Since our algorithm has overlapping subproblems, can we use memoization to improve it? We could, but every time we return the result of a subproblem from the cache, we have to clone the result list because these trees will be used as the left or right child of a tree. This cloning is equivalent to reconstructing the trees, therefore, the overall time complexity of the memoized algorithm will also be the same.

🌟 Count of Structurally Unique Binary Search Trees (hard)

https://leetcode.com/problems/unique-binary-search-trees/

Given a number n, write a function to return the count of structurally unique Binary Search Trees (BST) that can store values 1 to n.

class TreeNode {
  constructor(value) {
    this.value = value;
    this.left = null;
    this.right = null; 
  }
};


function countTrees(n) {
if (n <= 1) {
    return 1;
  }
  let count = 0;
  for (let i = 1; i < n + 1; i++) {
    // making 'i' the root of the tree
    const countOfLeftSubtrees = countTrees(i - 1);
    const countOfRightSubtrees = countTrees(n - i);
    count += (countOfLeftSubtrees * countOfRightSubtrees);
  }
  return count;
};


countTrees(2)//2, As we saw in the previous problem, there are 2 unique BSTs storing numbers from 1-2.
countTrees(3)//5, There will be 5 unique BSTs that can store numbers from 1 to 3.
  • The time complexity of this algorithm will be exponential and will be similar to Balanced Parentheses.
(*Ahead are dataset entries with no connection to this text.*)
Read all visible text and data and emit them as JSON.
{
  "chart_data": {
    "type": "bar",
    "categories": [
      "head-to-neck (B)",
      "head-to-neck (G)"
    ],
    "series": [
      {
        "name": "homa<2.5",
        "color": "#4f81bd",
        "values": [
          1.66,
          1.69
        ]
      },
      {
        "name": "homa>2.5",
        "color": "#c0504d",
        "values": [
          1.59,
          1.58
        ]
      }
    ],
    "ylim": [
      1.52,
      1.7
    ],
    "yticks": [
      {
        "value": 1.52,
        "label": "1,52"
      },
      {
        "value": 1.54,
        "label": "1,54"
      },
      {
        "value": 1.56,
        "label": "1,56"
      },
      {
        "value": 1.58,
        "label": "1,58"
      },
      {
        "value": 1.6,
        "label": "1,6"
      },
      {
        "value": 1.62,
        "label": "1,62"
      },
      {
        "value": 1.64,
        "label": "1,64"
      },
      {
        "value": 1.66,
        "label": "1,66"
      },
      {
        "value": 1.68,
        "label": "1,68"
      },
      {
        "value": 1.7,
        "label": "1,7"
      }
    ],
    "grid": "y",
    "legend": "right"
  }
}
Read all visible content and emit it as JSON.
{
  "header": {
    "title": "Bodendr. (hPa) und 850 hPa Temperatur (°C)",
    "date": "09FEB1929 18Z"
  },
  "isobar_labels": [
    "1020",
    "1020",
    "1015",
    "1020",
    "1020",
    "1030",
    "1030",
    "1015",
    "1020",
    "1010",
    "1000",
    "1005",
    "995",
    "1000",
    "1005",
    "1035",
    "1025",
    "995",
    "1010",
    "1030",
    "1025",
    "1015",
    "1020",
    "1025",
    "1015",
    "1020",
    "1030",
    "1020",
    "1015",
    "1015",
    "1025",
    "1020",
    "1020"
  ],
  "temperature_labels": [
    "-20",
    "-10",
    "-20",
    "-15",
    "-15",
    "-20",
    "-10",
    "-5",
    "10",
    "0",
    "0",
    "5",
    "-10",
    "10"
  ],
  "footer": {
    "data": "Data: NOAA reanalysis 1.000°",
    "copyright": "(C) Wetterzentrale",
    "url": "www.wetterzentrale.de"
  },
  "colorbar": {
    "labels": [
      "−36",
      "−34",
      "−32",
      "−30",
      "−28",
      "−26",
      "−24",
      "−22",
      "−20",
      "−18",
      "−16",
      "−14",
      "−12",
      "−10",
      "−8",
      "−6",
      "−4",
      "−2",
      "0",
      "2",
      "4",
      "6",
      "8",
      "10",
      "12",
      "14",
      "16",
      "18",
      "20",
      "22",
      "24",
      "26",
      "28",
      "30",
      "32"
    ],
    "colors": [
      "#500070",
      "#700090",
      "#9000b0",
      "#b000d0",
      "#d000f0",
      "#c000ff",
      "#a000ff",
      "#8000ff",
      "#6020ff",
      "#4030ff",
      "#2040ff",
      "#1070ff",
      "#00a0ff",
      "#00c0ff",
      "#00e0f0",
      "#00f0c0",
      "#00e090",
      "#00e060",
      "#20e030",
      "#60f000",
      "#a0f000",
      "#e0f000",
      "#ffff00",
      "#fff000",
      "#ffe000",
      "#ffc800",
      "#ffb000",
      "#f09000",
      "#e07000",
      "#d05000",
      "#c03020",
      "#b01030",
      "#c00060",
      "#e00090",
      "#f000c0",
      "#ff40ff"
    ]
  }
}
Estimated time complexity will be O(n*2^n) but the actual time complexity ( O(4^n/\sqrt{n}) is bounded by the Catalan number and is beyond the scope of a coding interview.
  • The space complexity of this algorithm will be exponential too, estimated O(2^n) but the actual will be ( O(4^n/\sqrt{n}).

Memoized version

Our algorithm has overlapping subproblems as our recursive call will be evaluating the same sub-expression multiple times. To resolve this, we can use memoization and store the intermediate results in a HashMap. In each function call, we can check our map to see if we have already evaluated this sub-expression before.

class TreeNode {
  constructor(value) {
    this.value = value;
    this.left = null;
    this.right = null; 
  }
};

function countTrees(n) {
  return countTreesRec({}, n);
}

function countTrees(map, n) {
  
  //fix this hashmap
   if (n in map) {
    return map[n];
  }
  
  
if (n <= 1) {
    return 1;
  }
  let count = 0;
  for (let i = 1; i < n + 1; i++) {
    // making 'i' the root of the tree
    const countOfLeftSubtrees = countTrees(i - 1);
    const countOfRightSubtrees = countTrees(n - i);
    count += (countOfLeftSubtrees * countOfRightSubtrees);
  }
  
  map[n] = count;
  
  return count;
};


countTrees(2)//2, As we saw in the previous problem, there are 2 unique BSTs storing numbers from 1-2.
countTrees(3)//5, There will be 5 unique BSTs that can store numbers from 1 to 3.
  • The time complexity of the memoized algorithm will be O(n^2), since we are iterating from 1 to n and ensuring that each sub-problem is evaluated only once.
  • The space complexity will be O(n) for the memoization map.